The CDB Advisory Council (DBAC) held its fourth plenary meeting from March 2 to 5, 2008 to conduct an extensive review of the research programs and administrative organization of the Center. Dr Austin Smith, Chair of the DBAC, compiled the results of the Council’s evaluation and its recommendations for the future. The full text of that report is shown below.

Advisory Council Report
RIKEN Center for Developmental Biology

The Advisory Council of RIKEN Center for Developmental Biology met in Kobe on March 2 to 5, 2008 for the fourth review of the Center’s activities. The Director first provided a strategic and financial overview of the Center. The seven Group Directors gave presentations of research highlights and plans. They responded to questions from the Advisory Council in the context of their interim reviews. Two new Team Leaders then gave talks introducing their research activities. The Advisory council then split into groups to visit laboratories and hear reports from Team Leaders on their work.

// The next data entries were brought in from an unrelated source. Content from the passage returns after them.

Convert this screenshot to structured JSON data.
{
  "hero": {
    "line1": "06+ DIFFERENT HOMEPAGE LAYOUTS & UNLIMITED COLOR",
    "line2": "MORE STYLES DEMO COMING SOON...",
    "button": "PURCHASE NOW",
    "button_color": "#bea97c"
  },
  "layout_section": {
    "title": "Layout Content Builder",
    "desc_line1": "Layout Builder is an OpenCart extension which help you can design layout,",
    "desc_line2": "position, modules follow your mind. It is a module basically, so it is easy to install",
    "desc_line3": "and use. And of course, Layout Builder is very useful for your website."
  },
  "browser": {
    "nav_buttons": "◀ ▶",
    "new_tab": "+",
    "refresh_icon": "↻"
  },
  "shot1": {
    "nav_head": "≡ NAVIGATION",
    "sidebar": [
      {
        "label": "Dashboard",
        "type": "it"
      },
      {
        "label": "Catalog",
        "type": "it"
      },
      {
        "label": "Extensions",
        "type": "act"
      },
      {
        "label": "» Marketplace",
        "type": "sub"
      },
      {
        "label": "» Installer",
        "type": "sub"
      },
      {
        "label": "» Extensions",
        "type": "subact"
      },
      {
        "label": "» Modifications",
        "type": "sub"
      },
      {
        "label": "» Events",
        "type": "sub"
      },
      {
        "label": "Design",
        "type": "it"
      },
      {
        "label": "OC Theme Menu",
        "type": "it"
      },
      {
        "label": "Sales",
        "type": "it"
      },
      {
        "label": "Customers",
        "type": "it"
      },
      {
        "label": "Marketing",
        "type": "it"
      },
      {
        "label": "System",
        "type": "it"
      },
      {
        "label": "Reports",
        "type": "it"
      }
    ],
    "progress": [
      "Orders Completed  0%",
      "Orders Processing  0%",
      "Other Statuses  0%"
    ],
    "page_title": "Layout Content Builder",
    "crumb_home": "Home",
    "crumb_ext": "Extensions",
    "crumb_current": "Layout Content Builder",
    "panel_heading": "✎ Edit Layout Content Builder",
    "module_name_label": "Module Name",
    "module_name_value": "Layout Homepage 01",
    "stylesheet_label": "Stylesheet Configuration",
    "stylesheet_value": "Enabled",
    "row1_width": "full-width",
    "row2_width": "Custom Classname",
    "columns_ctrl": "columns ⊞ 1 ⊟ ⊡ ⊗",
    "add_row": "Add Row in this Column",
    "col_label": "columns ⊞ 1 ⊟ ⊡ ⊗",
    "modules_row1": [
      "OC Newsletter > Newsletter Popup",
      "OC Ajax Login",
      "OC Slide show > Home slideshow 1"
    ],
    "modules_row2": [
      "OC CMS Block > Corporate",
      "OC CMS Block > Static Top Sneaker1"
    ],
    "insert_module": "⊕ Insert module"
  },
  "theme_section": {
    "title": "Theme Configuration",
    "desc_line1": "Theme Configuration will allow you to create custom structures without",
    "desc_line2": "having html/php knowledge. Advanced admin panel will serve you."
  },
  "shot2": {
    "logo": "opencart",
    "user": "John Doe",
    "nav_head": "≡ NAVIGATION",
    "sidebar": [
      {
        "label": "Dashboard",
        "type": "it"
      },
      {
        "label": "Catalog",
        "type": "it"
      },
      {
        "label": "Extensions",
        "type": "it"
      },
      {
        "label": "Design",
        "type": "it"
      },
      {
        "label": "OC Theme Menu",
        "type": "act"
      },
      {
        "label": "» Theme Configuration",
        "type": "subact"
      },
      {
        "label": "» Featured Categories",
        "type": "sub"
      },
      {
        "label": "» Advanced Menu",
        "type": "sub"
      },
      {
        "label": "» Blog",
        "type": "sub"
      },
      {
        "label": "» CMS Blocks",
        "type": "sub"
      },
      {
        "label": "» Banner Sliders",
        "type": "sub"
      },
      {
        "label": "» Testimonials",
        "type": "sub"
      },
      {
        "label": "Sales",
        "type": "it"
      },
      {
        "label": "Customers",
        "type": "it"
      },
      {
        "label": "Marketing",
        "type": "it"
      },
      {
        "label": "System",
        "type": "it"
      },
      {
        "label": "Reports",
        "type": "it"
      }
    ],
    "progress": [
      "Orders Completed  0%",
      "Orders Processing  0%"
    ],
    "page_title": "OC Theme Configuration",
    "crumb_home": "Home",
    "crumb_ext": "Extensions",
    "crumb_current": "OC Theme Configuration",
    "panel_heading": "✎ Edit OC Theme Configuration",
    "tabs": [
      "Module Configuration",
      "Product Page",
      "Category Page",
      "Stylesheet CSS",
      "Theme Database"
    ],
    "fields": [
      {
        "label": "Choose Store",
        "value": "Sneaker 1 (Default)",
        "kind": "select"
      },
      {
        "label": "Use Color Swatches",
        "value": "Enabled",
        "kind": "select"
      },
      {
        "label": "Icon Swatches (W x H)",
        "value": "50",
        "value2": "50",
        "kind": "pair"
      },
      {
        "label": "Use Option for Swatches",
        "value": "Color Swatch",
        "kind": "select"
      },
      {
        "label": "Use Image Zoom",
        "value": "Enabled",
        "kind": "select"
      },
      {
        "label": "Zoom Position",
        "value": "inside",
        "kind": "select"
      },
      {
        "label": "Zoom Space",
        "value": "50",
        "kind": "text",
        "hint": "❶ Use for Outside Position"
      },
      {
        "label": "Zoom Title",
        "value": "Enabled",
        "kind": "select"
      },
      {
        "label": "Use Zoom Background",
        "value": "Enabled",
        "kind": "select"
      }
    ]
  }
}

The Director had asked both Group Directors and Team Leaders to give talks about their most interesting progress, and necessarily the presentations could not cover the entire activities of any research program. Full information was accessible to the Advisory Council through the 2008 white paper that had been prepared by the CDB. Advisory Council members also had short presentations on CDB core facilities and met with postdocs and students for informal discussion. The Advisory Council then retired for closed discussion and to complete the review of the Group Directors. Following a private meeting with the Director, the Chair summarized the Advisory Council findings and recommendations to the CDB staff.

International profile of CDB

The CDB has made rapid and impressive progress in establishing itself as a premiere research institute. The Center is now recognized as one of the best developmental biology institutes in the world and certainly the leader in Asia. The record and achievements of the Director and Group Directors, the caliber of many of the Team Leaders, the publication output, and the organization of annual high-profile international research symposia have all contributed to the impact and success of CDB.
CDB Director Masatoshi Takeichi is acknowledged worldwide as an exceptional scientist. He is President of the International Society of Developmental Biology and has launched an Asian-Pacific regional initiative to improve research and interactions among developmental biologists in this part of the world. The scientific approach of the CDB owes a great deal to his example of the pursuit of knowledge. The Advisory Council members were impressed by the outstanding leadership he delivers while maintaining excellence in his own science.
The CDB has recruited high quality mid-career researchers as Team Leaders and established a series of creative and ambitious research programs. The exceptional infrastructure and privileged funding available to CDB investigators brings expectation of high achievement in original research, which is met by publications in the major peer-reviewed journals. In this respect the Advisory Council members were generally impressed by the level of scientific productivity in CDB. The output is commendable, with 166 publications in 2007 alone, half of them in the leading international journals, including several inNature,Science andCell. The Advisory Council does consider that a small number of labs could focus more effort on in-depth research to achieve good quality publications. Overall, however, CDB research teams are performing on a par with investigators in comparable research institutes in other countries, and in several instances they are leading the field.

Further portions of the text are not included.